"Millicent, you will not leave me without a word? You must not go out into the storm; I will leave you here alone, if you wish, until the rain is over. Do not be so cruel as to doubt me, dear one."

He stopped, for his words had made her tremble. She feared him no longer, and with a little sigh laid her hand in his and suffered him to lead her into the room. The artist placed his visitor in a great chair, and busied himself in making a fire on his cold hearth.

"Now this is more cheerful, fair lady, is it not?" he cried, in a pleasant voice. "And pray tell me what brought you to my lonely dwelling."

"I had always wanted to see your tower, Graham; and this morning they all went to San Francisco for the day, and I thought I would ride over and look at it from the outside. I found old John airing the room, and accepted his invitation to rest here for half an hour before riding home. He came up just now to tell me that it was going to rain, but as he thought it would be only a shower he had put my horse under shelter. This is how I came here; and now tell me what brought you so unexpectedly from town."

"I cannot tell, white one. Your will, perhaps."

"Nay, friend, that has never swayed thee one hair's-breadth from thine appointed course."

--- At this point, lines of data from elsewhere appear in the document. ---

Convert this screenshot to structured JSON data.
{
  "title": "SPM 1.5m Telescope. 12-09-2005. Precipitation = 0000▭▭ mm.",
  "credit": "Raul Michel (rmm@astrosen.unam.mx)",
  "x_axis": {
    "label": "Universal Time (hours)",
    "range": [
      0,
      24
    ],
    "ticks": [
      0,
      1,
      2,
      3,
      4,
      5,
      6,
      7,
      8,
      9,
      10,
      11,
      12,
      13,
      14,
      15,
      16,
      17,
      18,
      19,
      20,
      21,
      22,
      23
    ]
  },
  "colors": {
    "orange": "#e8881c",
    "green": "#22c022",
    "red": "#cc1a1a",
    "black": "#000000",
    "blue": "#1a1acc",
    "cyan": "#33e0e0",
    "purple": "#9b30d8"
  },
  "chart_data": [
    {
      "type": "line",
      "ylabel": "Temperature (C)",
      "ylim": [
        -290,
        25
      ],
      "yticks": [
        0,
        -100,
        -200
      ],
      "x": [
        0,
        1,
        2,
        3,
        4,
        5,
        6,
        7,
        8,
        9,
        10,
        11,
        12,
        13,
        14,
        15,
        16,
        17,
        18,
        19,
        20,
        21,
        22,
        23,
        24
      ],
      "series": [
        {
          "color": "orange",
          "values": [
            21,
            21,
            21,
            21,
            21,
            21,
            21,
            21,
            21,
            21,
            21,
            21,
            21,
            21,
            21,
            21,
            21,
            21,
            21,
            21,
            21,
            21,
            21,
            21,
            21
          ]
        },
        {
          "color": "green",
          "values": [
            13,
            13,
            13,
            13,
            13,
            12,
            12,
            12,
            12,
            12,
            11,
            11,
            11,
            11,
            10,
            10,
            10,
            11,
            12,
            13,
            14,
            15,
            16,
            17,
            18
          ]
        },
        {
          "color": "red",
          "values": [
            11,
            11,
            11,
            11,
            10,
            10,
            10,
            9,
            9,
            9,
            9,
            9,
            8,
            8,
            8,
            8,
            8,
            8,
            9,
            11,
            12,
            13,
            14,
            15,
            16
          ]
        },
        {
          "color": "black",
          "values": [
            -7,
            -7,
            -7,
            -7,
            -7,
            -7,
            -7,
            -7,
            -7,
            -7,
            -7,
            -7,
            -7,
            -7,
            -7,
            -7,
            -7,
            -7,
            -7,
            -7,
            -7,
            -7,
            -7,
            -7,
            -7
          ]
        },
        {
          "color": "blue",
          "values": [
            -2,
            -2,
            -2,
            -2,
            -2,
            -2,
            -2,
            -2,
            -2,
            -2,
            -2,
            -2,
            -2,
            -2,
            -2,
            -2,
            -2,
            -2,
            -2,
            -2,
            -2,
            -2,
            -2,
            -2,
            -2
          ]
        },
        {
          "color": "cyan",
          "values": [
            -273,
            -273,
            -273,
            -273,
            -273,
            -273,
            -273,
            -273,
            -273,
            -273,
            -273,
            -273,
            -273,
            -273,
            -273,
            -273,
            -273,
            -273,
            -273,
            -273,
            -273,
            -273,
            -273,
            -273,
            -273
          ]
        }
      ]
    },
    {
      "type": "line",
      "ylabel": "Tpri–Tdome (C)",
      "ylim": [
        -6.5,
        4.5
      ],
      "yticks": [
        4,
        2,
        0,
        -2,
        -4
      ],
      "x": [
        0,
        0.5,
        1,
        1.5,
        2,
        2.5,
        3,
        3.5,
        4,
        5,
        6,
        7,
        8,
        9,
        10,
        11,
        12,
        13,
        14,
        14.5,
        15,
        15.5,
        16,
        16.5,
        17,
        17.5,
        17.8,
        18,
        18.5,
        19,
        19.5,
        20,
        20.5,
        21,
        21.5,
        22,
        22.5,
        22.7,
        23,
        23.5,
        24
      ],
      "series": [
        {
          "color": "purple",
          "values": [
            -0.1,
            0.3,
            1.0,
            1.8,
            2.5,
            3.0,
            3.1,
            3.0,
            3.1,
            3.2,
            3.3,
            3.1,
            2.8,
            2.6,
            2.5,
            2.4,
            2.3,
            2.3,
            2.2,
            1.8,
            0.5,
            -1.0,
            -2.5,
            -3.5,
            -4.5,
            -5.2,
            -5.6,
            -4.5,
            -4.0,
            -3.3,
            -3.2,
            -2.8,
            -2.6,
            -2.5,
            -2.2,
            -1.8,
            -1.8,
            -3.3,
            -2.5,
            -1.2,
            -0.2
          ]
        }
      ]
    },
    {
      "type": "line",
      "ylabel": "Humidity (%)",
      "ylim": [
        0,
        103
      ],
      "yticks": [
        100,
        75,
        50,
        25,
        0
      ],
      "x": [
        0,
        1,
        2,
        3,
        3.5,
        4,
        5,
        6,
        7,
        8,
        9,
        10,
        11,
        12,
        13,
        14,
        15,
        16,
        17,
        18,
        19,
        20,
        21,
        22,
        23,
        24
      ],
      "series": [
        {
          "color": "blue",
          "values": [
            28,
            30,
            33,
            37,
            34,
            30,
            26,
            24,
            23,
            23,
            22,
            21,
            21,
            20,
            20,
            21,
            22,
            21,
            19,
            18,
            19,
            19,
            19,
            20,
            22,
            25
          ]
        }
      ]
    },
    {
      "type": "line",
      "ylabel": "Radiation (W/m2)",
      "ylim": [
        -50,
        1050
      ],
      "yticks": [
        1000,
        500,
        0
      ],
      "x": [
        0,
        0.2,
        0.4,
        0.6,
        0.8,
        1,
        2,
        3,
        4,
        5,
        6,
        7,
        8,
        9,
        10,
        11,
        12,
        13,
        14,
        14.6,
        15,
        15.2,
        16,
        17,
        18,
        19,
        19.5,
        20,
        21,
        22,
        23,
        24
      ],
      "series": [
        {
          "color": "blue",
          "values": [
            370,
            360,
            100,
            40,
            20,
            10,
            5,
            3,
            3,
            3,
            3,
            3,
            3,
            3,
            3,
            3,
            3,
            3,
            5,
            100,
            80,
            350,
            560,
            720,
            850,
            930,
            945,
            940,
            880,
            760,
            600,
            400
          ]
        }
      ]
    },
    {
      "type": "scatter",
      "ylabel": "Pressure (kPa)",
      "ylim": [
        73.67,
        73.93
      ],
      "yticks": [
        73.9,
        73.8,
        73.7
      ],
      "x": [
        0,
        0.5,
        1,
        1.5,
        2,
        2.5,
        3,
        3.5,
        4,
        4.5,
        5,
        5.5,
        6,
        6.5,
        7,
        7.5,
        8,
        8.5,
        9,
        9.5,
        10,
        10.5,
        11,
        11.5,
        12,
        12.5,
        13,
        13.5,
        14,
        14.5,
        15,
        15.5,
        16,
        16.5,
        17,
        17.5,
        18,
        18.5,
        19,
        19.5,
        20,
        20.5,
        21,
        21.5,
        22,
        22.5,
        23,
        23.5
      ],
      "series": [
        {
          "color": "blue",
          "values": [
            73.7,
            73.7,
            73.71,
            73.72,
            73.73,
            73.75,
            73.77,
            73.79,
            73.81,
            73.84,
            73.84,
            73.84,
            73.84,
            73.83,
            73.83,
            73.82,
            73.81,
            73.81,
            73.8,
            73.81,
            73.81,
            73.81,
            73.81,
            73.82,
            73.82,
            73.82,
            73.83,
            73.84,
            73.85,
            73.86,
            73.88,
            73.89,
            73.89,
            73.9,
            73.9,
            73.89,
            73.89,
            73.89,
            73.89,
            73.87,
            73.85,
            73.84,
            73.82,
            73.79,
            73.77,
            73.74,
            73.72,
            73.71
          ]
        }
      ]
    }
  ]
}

He shook his head sadly, and looked out of the window. She did not know--it was better for her perhaps that she never should know--how great an influence she had wielded over his life. She did not know that for her, faith and youth had bloomed in his heart when he had thought them dead. Her untruth was killing them, and their death-agony had shaken and worn him cruelly. She thought him hard and relentless. It might be easier for her to dull the pain in her heart, with this consciousness of injury received. He would never tell her of the irreparable wrong she had done him. If he was not forgiving he was magnanimous. No word of reproach should pass his lips.

Outside the rain was pouring down, but less steadily; the patter of the drops sounded more and more lightly on the window-panes. The shower would not long continue. Graham took note of the clearing sky, and sighed heavily. With all her faults he loved her; the tower would be lonelier than ever when she had flitted from it like a sprite of the rain-storm. The great trees outside lifted up their branches with a mighty wailing, echoing his sigh; and Millicent, as if conscious that love was pleading against pride in that strong heart which had never learned the lesson of forgiveness, turned her white, appealing face towards him. The man's being had been swept that day with fiery impulses from the first moment of consciousness. Passionate love, pity, scorn, and anger had in turn written their impress on his mobile face. He came close to her side, and taking both her hands in his, knelt at her side:

"O Millicent, Millicent! could he not have spared you? We could have loved each other so truly! Poor child, poor child! What fiend was he to have betrayed you! But now it can never be, never, never, never!" The words rang out drearily, the death-knell of all that had made life beautiful to them both. The pale girl sat motionless, speechless, her eyes dark with horror, her hands nerveless in his passionate grasp. Tears fell upon those white fingers which he had so often kissed,--cruel tears wrung from the bruised heart of the man she loved; tears that she had no power to check, tears that had their source in her own sin. In that hour of agony, if remorse may in aught atone for error, Millicent must have been forgiven of the angels. The proud man knew how to suffer, but he could not forgive. He arose and dashed the tears from his eyes; they had cost him mortal pain.

The rain was over, the gray sky had cleared; and Millicent, like a gray shadow, slipped from the tower, leaving her lover alone, with the mocking sunlight shining on his dark, tear-stained face.